Risk profile: financials concentration, policy sensitivity and valuation risk
The main structural risk in JIVE ETF is its hyper-concentration in financials as the core engine of factor exposure. That sector is tightly linked to monetary policy, curve shape and systemic confidence. At the moment, a bear-steepening configuration, where long yields stay elevated while front-end policy rates begin to edge down, is supportive for bank margins. But curves are cyclical, and the economic system ultimately needs lower long-term rates to sustain growth. When curves bull-flatten or invert, the same banks and insurers that drove JIVE’s outperformance can suddenly de-rate. Beyond rates, investors face standard non-U.S. risks: political shocks in key European markets, regulatory swings, currency volatility and occasional liquidity squeezes in smaller underlying holdings. Overlaid on that, valuations at or above the 90th percentile for both the value factor and global financials leave less margin for error. A negative shock to earnings or a shift in investor preference back toward U.S. growth can translate faster into price damage when you start from an already-re-rated base.

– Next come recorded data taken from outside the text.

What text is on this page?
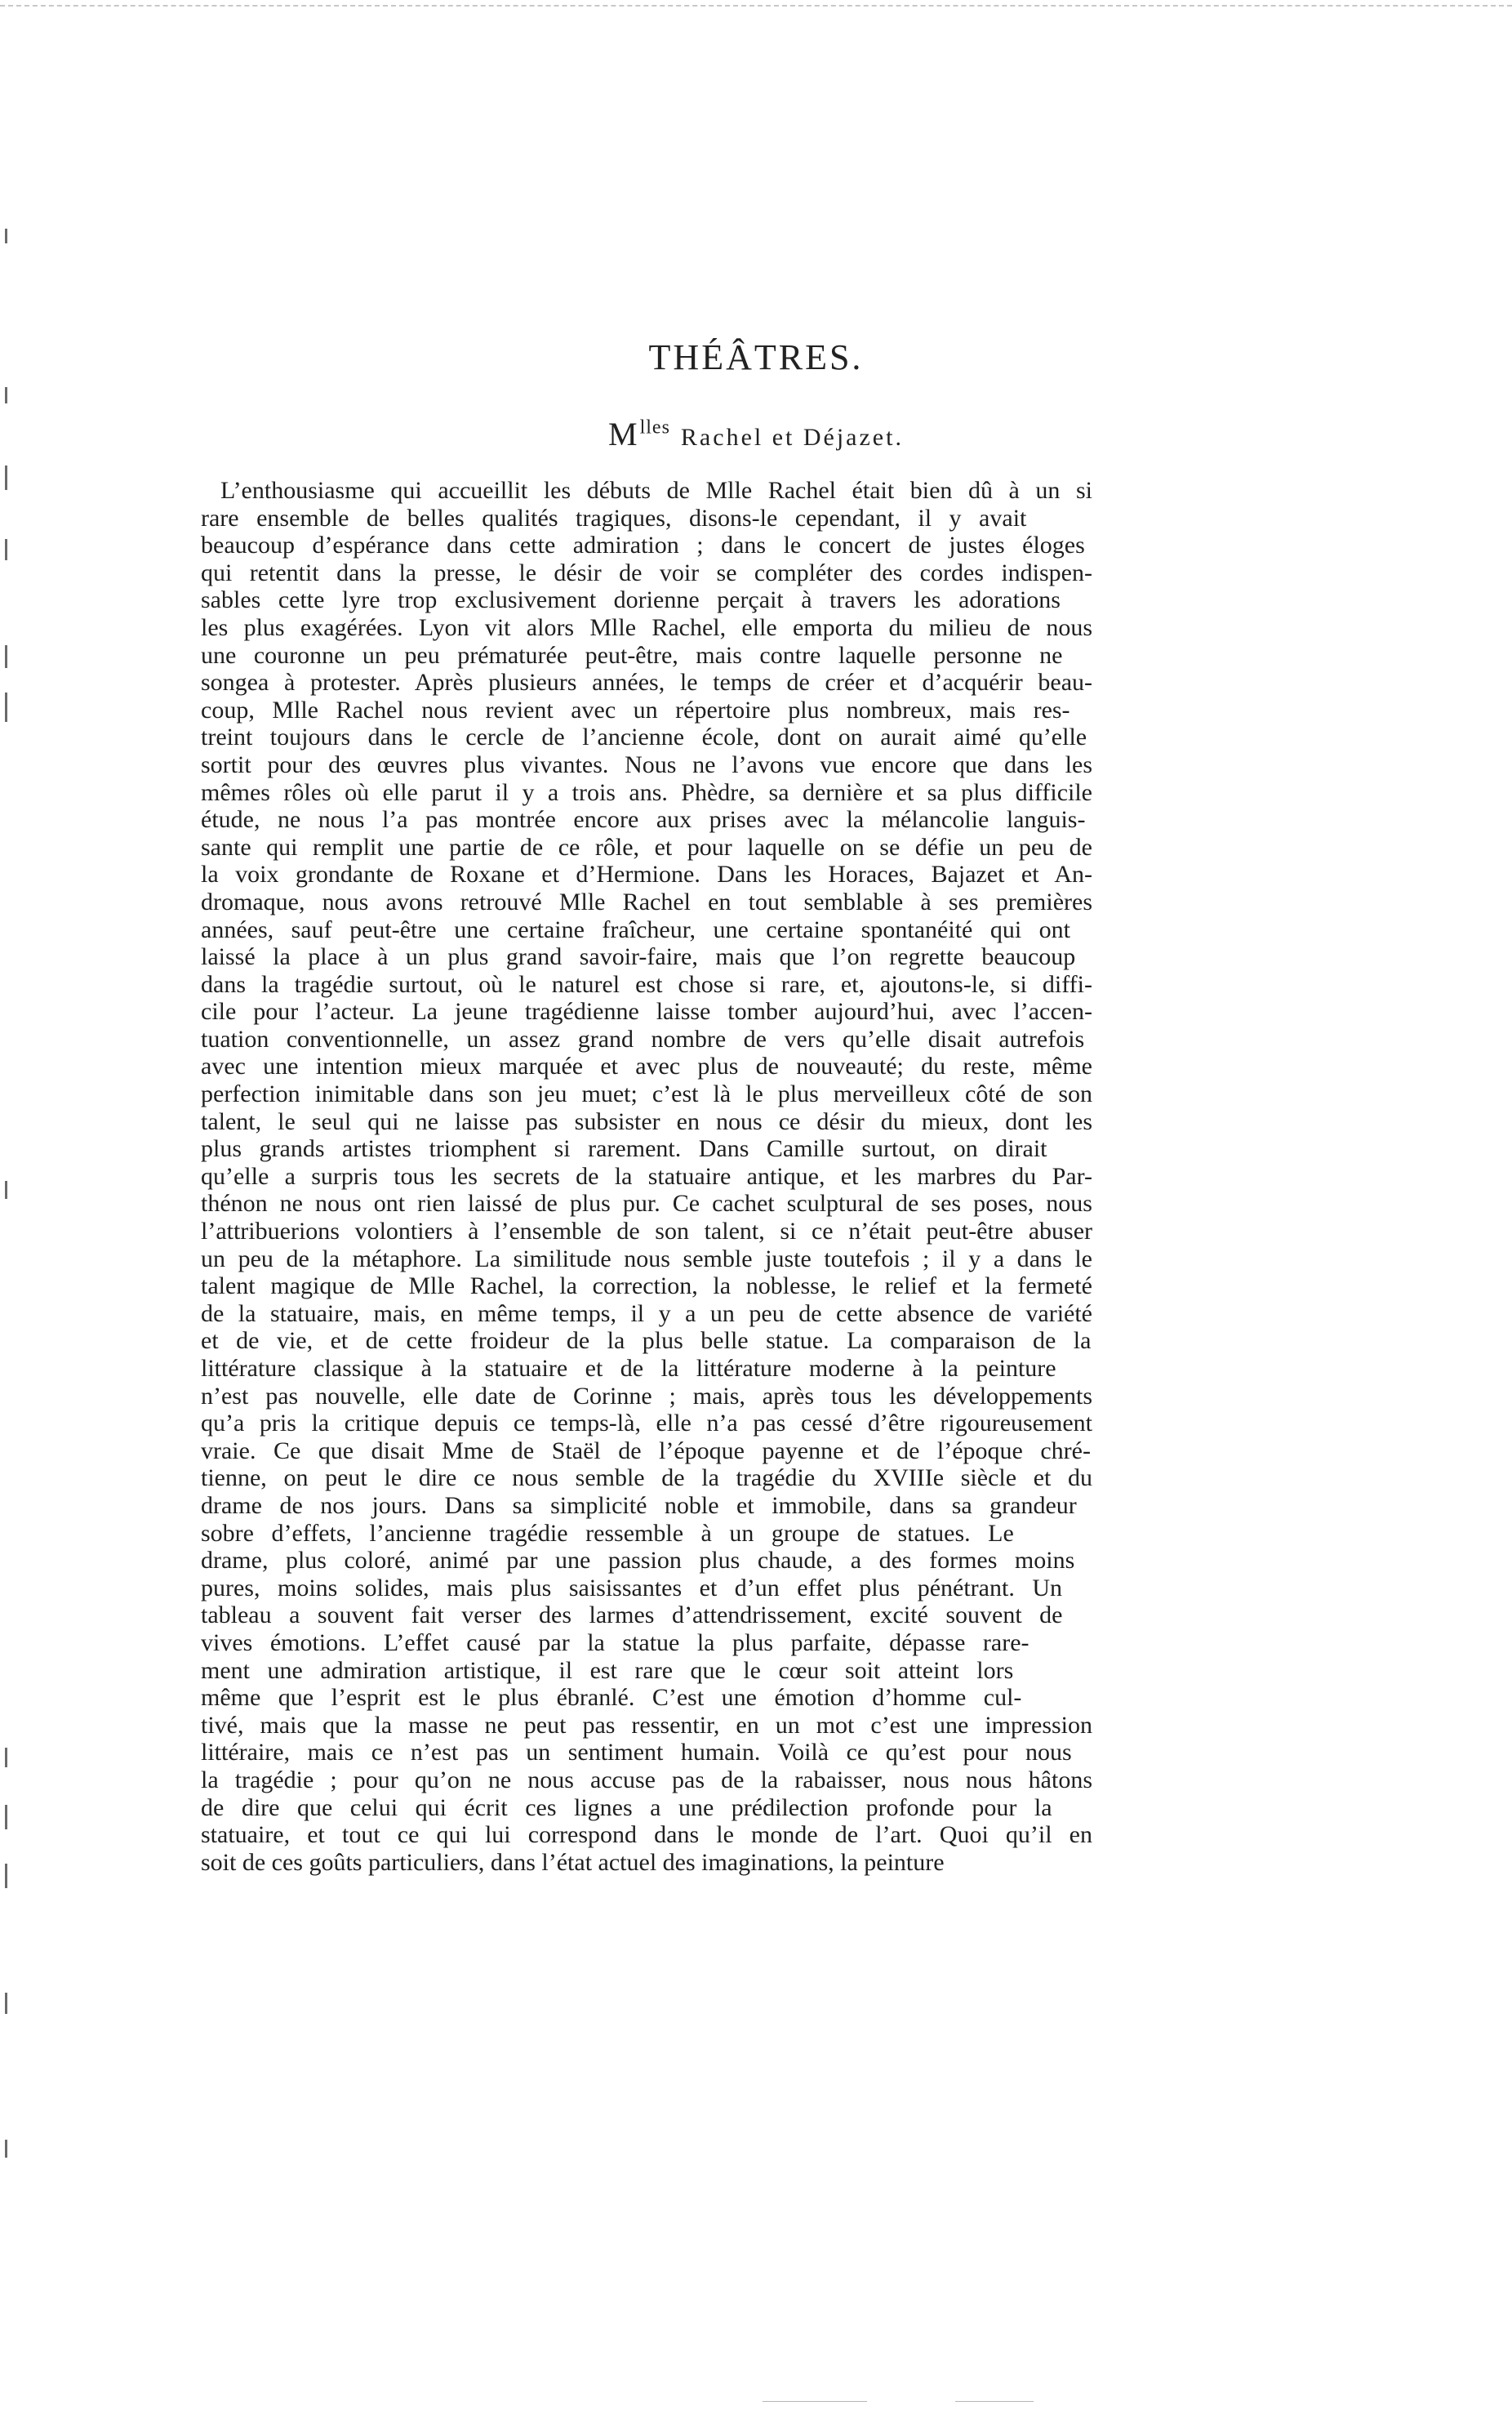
THÉÂTRES.
$M^{lles}$ Rachel et Déjazet.
L’enthousiasme qui accueillit les débuts de Mlle Rachel était bien dû à un si
rare ensemble de belles qualités tragiques, disons-le cependant, il y avait
beaucoup d’espérance dans cette admiration ; dans le concert de justes éloges
qui retentit dans la presse, le désir de voir se compléter des cordes indispen-
sables cette lyre trop exclusivement dorienne perçait à travers les adorations
les plus exagérées. Lyon vit alors Mlle Rachel, elle emporta du milieu de nous
une couronne un peu prématurée peut-être, mais contre laquelle personne ne
songea à protester. Après plusieurs années, le temps de créer et d’acquérir beau-
coup, Mlle Rachel nous revient avec un répertoire plus nombreux, mais res-
treint toujours dans le cercle de l’ancienne école, dont on aurait aimé qu’elle
sortit pour des œuvres plus vivantes. Nous ne l’avons vue encore que dans les
mêmes rôles où elle parut il y a trois ans. Phèdre, sa dernière et sa plus difficile
étude, ne nous l’a pas montrée encore aux prises avec la mélancolie languis-
sante qui remplit une partie de ce rôle, et pour laquelle on se défie un peu de
la voix grondante de Roxane et d’Hermione. Dans les Horaces, Bajazet et An-
dromaque, nous avons retrouvé Mlle Rachel en tout semblable à ses premières
années, sauf peut-être une certaine fraîcheur, une certaine spontanéité qui ont
laissé la place à un plus grand savoir-faire, mais que l’on regrette beaucoup
dans la tragédie surtout, où le naturel est chose si rare, et, ajoutons-le, si diffi-
cile pour l’acteur. La jeune tragédienne laisse tomber aujourd’hui, avec l’accen-
tuation conventionnelle, un assez grand nombre de vers qu’elle disait autrefois
avec une intention mieux marquée et avec plus de nouveauté; du reste, même
perfection inimitable dans son jeu muet; c’est là le plus merveilleux côté de son
talent, le seul qui ne laisse pas subsister en nous ce désir du mieux, dont les
plus grands artistes triomphent si rarement. Dans Camille surtout, on dirait
qu’elle a surpris tous les secrets de la statuaire antique, et les marbres du Par-
thénon ne nous ont rien laissé de plus pur. Ce cachet sculptural de ses poses, nous
l’attribuerions volontiers à l’ensemble de son talent, si ce n’était peut-être abuser
un peu de la métaphore. La similitude nous semble juste toutefois ; il y a dans le
talent magique de Mlle Rachel, la correction, la noblesse, le relief et la fermeté
de la statuaire, mais, en même temps, il y a un peu de cette absence de variété
et de vie, et de cette froideur de la plus belle statue. La comparaison de la
littérature classique à la statuaire et de la littérature moderne à la peinture
n’est pas nouvelle, elle date de Corinne ; mais, après tous les développements
qu’a pris la critique depuis ce temps-là, elle n’a pas cessé d’être rigoureusement
vraie. Ce que disait Mme de Staël de l’époque payenne et de l’époque chré-
tienne, on peut le dire ce nous semble de la tragédie du XVIIIe siècle et du
drame de nos jours. Dans sa simplicité noble et immobile, dans sa grandeur
sobre d’effets, l’ancienne tragédie ressemble à un groupe de statues. Le
drame, plus coloré, animé par une passion plus chaude, a des formes moins
pures, moins solides, mais plus saisissantes et d’un effet plus pénétrant. Un
tableau a souvent fait verser des larmes d’attendrissement, excité souvent de
vives émotions. L’effet causé par la statue la plus parfaite, dépasse rare-
ment une admiration artistique, il est rare que le cœur soit atteint lors
même que l’esprit est le plus ébranlé. C’est une émotion d’homme cul-
tivé, mais que la masse ne peut pas ressentir, en un mot c’est une impression
littéraire, mais ce n’est pas un sentiment humain. Voilà ce qu’est pour nous
la tragédie ; pour qu’on ne nous accuse pas de la rabaisser, nous nous hâtons
de dire que celui qui écrit ces lignes a une prédilection profonde pour la
statuaire, et tout ce qui lui correspond dans le monde de l’art. Quoi qu’il en
soit de ces goûts particuliers, dans l’état actuel des imaginations, la peinture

Verdict on JIVE ETF (NASDAQ:JIVE): Hold at $90, Buy on pullbacks, not a Sell yet
Pulling everything together, JIVE ETF (NASDAQ:JIVE) at about $90 is no longer the deep-value secret it was when it traded in the mid-50s. The price is at the top of its $54.62–$91.37 one-year range, the portfolio’s 14–16x forward P/E sits near the top end of historical ex-U.S. value multiples, and sector and regional exposures are already heavily re-rated. On the positive side, you still have a 2.5–3.0% yield, reasonably stable earnings from diversified non-U.S. large and mid-caps, strong relative strength versus both U.S. and international benchmarks, and evidence that the manager can generate double-digit alpha in the right regimes. At current levels, the risk-reward is no longer asymmetric enough to justify calling it a fresh high-conviction buy. The more rational call is straightforward. At around $90, JIVE is a Hold for existing investors who rode the move; it remains a viable core international value sleeve, but new capital is better deployed on pullbacks into the $82–85 support zone, where long-term signals and valuation both re-align. Only if the fund were to push materially above the low-90s without a corresponding step-up in earnings and dividend power would it drift toward a Sell on valuation grounds. For now, JIVE ETF is a Hold with a buy-the-dip bias, not something to chase aggressively at the top of its range.